Ravi Shankar
Aruba, Kingdom of the Netherlands
Norman Rockwell, one of the most famous American artists of the twentieth century, depicted ordinary American life from an optimistic perspective. He once stated that he did not portray the ugly and the sordid, but portrayed life as he would like it to be. One of his paintings, Doctor and doll depicts an encounter between a young girl and an elderly general practitioner in an American or a western setting. The little girl is holding out her doll to the doctor and watches intently as the doctor pretends to listen to the doll’s heart through his stethoscope. The doctor, well dressed and serious, seems kind and genial, representing everyone’s favorite image of that profession. His black bag indicates that he makes house calls. The colors in the painting are mostly dark and somber, except for the slashes of red in the girl’s cap, shoes, the doll’s costume, and the doctor’s ruddy cheeks. The scene seems trusting and empathetic, the overall impression is an optimistic one, but there is also an underlying tension. The girl holds out the doll reluctantly, and her facial expression seems to indicate that she may not fully trust the doctor.
I usually use this painting during a teaching session on the doctor-patient relationship and ask the students to write a brief one hundred word story about the scene depicted. Their stories bring out several issues and concerns about the relationship between the young patient and her elderly doctor. For most students the kind doctor seems to represent the ideal relationship between the two characters, the doctor and his young patient. Also, dealing with young patients and their mistrust of doctors often come to the fore in their stories. The child is sick but scared of the doctor, who pretends to examine the doll in order to try to establish a relationship with his reluctant and suspicious patient. Children are often much attached to their toys, and a doctor who spends the time and effort establishing a relationship with a girl’s doll often wins her trust, placing that relationship at a higher level.

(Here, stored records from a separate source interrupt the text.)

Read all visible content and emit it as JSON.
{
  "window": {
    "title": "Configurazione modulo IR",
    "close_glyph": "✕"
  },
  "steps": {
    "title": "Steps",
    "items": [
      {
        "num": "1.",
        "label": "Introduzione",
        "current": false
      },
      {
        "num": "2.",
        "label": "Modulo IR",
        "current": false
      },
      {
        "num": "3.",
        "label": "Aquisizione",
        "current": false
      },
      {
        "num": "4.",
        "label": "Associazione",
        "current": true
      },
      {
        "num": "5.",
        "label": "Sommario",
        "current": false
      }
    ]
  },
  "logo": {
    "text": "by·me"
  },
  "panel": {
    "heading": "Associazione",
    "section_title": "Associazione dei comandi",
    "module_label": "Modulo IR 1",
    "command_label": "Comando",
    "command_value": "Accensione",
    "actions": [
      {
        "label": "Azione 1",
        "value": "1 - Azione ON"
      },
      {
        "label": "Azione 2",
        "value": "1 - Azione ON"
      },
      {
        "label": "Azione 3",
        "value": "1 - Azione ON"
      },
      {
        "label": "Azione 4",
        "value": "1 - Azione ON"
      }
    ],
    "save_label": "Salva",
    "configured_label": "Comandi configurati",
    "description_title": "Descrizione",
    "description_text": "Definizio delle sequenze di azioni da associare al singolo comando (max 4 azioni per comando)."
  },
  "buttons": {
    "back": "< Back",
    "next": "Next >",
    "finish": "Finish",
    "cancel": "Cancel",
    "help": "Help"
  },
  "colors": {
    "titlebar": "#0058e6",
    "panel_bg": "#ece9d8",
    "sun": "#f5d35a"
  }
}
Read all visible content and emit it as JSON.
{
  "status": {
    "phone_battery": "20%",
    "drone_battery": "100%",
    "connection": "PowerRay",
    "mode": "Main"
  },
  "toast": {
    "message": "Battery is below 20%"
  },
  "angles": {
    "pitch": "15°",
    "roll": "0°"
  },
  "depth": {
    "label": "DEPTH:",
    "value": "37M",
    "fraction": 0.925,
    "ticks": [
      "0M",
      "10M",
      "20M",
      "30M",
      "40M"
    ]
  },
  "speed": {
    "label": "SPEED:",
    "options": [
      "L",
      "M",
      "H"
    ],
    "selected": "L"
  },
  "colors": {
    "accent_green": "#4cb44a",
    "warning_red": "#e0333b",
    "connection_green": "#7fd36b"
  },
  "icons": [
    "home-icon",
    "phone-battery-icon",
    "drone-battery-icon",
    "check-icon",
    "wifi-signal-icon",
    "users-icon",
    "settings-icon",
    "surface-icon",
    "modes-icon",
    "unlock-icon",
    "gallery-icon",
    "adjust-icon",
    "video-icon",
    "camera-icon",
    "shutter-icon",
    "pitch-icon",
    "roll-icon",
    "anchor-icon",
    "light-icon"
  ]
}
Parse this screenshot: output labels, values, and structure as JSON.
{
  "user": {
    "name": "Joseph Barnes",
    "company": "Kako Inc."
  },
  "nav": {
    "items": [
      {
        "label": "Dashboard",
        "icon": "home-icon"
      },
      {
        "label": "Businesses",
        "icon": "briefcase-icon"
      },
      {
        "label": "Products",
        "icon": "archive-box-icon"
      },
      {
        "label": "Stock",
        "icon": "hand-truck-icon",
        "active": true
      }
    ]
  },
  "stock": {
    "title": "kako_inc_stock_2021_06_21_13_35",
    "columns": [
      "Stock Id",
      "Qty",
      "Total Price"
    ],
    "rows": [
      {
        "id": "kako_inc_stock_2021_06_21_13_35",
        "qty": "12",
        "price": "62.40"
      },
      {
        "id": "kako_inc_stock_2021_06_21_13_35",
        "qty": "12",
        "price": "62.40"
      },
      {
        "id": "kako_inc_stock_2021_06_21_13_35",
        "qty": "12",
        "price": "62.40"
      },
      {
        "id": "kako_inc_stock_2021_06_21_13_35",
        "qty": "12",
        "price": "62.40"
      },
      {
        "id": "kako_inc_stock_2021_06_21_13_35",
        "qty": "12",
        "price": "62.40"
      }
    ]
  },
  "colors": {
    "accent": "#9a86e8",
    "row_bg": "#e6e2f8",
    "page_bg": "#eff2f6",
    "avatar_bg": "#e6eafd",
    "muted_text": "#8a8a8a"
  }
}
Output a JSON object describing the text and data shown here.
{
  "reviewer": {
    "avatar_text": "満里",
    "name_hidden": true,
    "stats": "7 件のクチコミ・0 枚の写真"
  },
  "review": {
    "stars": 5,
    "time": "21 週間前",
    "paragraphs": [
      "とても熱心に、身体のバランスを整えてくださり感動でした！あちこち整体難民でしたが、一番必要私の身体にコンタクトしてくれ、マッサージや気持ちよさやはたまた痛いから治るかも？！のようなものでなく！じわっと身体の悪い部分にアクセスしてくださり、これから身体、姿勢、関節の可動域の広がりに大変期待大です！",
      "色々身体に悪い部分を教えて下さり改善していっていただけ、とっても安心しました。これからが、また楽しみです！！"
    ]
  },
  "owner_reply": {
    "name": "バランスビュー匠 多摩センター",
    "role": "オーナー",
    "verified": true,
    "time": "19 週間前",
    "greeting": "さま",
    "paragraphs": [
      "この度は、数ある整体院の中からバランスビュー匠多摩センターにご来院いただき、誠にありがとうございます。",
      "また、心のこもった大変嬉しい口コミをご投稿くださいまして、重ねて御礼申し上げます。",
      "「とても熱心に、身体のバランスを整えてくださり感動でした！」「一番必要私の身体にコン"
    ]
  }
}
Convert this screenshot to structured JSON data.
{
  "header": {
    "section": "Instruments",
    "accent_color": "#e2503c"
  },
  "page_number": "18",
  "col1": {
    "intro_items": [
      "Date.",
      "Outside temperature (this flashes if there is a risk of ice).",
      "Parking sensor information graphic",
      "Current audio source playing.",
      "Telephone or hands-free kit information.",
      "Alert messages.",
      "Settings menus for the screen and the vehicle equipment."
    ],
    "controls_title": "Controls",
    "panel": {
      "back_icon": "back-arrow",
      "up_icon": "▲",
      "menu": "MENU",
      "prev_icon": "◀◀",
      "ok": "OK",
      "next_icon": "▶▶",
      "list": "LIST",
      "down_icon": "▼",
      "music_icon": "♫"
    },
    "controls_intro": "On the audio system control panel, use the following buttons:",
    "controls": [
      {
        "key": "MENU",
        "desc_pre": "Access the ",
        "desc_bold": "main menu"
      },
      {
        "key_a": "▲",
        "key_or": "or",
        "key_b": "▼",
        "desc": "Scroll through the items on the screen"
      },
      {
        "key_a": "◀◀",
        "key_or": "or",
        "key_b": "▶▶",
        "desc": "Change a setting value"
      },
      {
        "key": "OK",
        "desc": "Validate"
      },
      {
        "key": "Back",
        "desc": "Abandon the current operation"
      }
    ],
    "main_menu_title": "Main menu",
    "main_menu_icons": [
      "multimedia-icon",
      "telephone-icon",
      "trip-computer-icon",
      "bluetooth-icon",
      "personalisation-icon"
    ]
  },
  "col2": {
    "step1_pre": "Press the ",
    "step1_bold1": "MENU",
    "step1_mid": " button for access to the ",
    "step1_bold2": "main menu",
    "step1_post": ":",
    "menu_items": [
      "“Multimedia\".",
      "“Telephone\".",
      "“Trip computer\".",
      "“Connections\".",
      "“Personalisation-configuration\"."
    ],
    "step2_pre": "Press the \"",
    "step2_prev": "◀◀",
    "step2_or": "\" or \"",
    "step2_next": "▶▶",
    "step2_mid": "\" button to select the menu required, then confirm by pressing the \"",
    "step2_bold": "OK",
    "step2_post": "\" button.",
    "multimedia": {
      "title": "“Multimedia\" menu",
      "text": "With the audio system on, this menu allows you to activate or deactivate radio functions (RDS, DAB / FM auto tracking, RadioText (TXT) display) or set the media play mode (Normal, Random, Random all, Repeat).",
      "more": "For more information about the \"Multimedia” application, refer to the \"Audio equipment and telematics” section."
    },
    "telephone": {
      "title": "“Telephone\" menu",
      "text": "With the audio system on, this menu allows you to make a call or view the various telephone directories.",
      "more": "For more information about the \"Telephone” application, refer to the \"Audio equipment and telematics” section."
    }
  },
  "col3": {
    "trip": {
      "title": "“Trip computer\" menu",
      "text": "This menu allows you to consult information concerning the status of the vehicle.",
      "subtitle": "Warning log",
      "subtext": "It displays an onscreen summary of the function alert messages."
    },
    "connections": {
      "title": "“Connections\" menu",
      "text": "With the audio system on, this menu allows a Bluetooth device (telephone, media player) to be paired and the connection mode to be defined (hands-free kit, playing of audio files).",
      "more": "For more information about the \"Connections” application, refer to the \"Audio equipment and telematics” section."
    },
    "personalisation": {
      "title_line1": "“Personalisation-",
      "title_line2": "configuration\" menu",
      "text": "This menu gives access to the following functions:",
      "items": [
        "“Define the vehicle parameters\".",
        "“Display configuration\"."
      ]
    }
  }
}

Most students seem to have had little difficulty in relating to the scene depicted. The doctor elicited feelings of faith, geniality, and competence, suggesting they would be comfortable in having him as their physician. But some expressed regret about the changing nature of the doctor-patient relationship, the loss of the personal connection with the physician who was once regarded almost as a member of the family, and the diminished role of the family physician in the developed as well as the developing nations of the world.
Doctor and doll should be of interest to medical educators and allow them to explore various aspects of the patient-doctor relationship from a variety of different perspectives.
DR. P. RAVI SHANKAR is Professor of Medical Education and Chair of the Curriculum Committee at the Xavier University School of Medicine, Aruba, Kingdom of the Netherlands.